UFG/HC - Hospital das Clínicas da UFG - Goiânia (GO) — Prova 2020
No perfil hemodinâmico fetal, a circulação placentária é avaliada pelo doppler de:
Doppler da artéria umbilical = principal indicador da resistência vascular placentária e bem-estar fetal.
O Doppler da artéria umbilical é o principal método para avaliar a circulação placentária, refletindo a resistência vascular na placenta. Alterações como aumento do índice de pulsatilidade, fluxo diastólico final ausente ou reverso indicam aumento da resistência placentária e podem sinalizar sofrimento fetal ou restrição de crescimento intrauterino.

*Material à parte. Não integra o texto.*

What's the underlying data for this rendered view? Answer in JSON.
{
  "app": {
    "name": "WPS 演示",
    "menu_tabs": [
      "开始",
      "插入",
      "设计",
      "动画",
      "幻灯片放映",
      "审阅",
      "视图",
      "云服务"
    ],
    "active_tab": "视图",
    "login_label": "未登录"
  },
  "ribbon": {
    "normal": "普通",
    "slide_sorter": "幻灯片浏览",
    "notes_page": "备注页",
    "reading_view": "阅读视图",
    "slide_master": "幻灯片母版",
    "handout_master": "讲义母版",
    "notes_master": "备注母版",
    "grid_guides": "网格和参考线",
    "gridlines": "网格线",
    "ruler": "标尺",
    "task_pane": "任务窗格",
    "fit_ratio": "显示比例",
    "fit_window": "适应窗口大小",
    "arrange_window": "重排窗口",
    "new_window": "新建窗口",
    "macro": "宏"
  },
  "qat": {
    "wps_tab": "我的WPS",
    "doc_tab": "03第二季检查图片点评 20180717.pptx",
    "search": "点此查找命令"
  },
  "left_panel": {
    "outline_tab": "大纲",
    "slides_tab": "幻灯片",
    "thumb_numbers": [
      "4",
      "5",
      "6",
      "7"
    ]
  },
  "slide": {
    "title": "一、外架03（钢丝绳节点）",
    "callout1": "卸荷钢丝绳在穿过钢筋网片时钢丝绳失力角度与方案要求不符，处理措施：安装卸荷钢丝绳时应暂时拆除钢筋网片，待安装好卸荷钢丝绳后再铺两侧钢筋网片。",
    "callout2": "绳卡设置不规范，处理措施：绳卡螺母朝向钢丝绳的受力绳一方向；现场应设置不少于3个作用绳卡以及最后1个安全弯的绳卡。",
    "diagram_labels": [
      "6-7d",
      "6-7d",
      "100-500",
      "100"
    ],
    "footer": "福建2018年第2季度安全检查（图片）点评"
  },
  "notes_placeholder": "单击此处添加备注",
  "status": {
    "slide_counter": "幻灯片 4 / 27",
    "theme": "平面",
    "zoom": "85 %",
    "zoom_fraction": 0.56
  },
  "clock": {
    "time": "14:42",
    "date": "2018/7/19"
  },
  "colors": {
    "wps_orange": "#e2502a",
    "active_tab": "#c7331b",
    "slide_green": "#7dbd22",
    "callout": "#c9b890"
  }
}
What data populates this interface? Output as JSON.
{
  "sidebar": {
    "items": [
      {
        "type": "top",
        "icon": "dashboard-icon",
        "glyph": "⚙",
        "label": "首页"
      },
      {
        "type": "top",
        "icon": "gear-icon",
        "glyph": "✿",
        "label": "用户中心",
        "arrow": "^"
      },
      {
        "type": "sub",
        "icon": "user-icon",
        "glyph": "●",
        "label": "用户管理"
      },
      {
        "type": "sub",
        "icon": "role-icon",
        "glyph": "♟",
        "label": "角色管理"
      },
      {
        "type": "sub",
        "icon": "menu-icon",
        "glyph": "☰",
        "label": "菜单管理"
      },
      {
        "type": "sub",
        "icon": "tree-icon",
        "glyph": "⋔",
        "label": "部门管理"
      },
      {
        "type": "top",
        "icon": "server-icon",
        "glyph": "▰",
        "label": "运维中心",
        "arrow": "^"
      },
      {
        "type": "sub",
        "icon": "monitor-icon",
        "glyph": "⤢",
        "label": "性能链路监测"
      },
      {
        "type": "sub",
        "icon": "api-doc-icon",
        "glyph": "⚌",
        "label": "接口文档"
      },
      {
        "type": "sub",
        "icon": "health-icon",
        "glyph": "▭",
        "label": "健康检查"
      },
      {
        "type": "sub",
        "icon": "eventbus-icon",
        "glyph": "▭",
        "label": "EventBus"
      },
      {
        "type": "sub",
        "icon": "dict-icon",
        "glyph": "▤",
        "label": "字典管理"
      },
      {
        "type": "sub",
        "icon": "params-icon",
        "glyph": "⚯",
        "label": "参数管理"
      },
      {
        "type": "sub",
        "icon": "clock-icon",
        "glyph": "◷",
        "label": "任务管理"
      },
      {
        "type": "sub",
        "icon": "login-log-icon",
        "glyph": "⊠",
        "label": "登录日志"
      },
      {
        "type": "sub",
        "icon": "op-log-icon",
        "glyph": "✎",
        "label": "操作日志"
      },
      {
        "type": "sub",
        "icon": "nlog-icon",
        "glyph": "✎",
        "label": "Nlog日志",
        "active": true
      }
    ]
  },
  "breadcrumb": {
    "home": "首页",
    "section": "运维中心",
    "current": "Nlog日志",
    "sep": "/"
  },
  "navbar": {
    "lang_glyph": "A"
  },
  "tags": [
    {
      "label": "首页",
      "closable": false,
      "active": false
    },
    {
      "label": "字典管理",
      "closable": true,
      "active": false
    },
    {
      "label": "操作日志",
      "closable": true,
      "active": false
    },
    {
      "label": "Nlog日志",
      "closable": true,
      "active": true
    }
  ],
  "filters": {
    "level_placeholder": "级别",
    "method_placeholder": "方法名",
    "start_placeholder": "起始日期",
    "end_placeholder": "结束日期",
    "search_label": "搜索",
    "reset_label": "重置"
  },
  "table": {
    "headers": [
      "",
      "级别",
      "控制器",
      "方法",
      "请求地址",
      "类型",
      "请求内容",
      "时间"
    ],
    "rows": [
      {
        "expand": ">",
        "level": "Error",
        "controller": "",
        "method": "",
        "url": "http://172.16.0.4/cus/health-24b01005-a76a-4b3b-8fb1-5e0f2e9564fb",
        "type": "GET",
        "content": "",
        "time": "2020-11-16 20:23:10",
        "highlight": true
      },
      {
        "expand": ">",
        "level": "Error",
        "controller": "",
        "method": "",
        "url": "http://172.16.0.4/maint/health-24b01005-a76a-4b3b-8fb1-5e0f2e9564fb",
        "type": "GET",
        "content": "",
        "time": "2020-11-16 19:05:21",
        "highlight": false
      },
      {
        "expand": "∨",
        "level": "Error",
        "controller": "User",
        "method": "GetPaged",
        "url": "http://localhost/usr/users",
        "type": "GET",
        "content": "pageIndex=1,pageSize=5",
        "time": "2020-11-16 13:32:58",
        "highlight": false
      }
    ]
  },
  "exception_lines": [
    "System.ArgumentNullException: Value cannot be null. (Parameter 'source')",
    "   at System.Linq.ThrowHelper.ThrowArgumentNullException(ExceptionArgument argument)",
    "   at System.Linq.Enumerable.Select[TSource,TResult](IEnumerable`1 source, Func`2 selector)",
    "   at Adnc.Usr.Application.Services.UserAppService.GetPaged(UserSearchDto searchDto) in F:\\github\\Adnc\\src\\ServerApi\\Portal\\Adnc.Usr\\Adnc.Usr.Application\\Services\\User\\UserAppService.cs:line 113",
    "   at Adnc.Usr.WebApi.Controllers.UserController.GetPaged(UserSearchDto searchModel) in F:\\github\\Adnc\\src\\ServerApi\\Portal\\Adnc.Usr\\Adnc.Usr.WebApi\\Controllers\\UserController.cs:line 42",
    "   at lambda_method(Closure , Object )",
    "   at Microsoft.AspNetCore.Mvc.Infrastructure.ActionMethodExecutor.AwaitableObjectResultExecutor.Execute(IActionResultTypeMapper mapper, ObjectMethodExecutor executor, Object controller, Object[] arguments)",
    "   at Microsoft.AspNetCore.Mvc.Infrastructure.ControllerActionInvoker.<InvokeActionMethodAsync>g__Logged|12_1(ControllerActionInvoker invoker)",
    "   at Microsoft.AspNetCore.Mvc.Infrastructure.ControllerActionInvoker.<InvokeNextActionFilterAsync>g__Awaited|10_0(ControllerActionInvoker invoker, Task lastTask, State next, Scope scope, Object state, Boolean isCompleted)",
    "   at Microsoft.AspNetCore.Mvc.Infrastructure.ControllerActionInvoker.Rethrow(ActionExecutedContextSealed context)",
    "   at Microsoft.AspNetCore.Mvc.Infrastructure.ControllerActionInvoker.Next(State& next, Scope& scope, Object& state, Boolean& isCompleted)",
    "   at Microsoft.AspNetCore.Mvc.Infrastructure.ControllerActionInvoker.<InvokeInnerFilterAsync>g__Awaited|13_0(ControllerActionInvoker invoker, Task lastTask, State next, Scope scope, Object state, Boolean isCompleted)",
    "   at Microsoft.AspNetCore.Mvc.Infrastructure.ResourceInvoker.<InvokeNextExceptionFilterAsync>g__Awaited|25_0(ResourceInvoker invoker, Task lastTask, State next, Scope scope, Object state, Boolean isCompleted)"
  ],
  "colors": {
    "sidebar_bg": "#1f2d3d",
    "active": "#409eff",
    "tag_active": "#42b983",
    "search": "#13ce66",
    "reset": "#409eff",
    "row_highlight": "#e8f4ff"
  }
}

O Doppler fetal é uma ferramenta essencial na medicina fetal para avaliar a hemodinâmica e o bem-estar do feto, especialmente em gestações de alto risco. A avaliação da circulação placentária é um dos pilares dessa análise, sendo crucial para identificar condições como a restrição de crescimento intrauterino (RCIU) e a insuficiência placentária. A artéria umbilical é o vaso de escolha para avaliar a circulação placentária. O fluxo sanguíneo na artéria umbilical reflete diretamente a resistência vascular na placenta. Em uma placenta saudável, a resistência é baixa, resultando em um fluxo diastólico final presente e de alta velocidade. Em casos de insuficiência placentária, a resistência aumenta, levando a um aumento do índice de pulsatilidade (IP), seguido por ausência de fluxo diastólico final (AFFD) e, em casos mais graves, fluxo diastólico reverso (FDR), indicando hipóxia e acidose fetal progressiva. A interpretação do Doppler da artéria umbilical, em conjunto com outros vasos como a artéria cerebral média e o ducto venoso, permite uma avaliação abrangente do perfil hemodinâmico fetal, auxiliando na tomada de decisões clínicas sobre o momento do parto e o manejo da gestação. O conhecimento dessas alterações é fundamental para residentes em obstetrícia e neonatologia.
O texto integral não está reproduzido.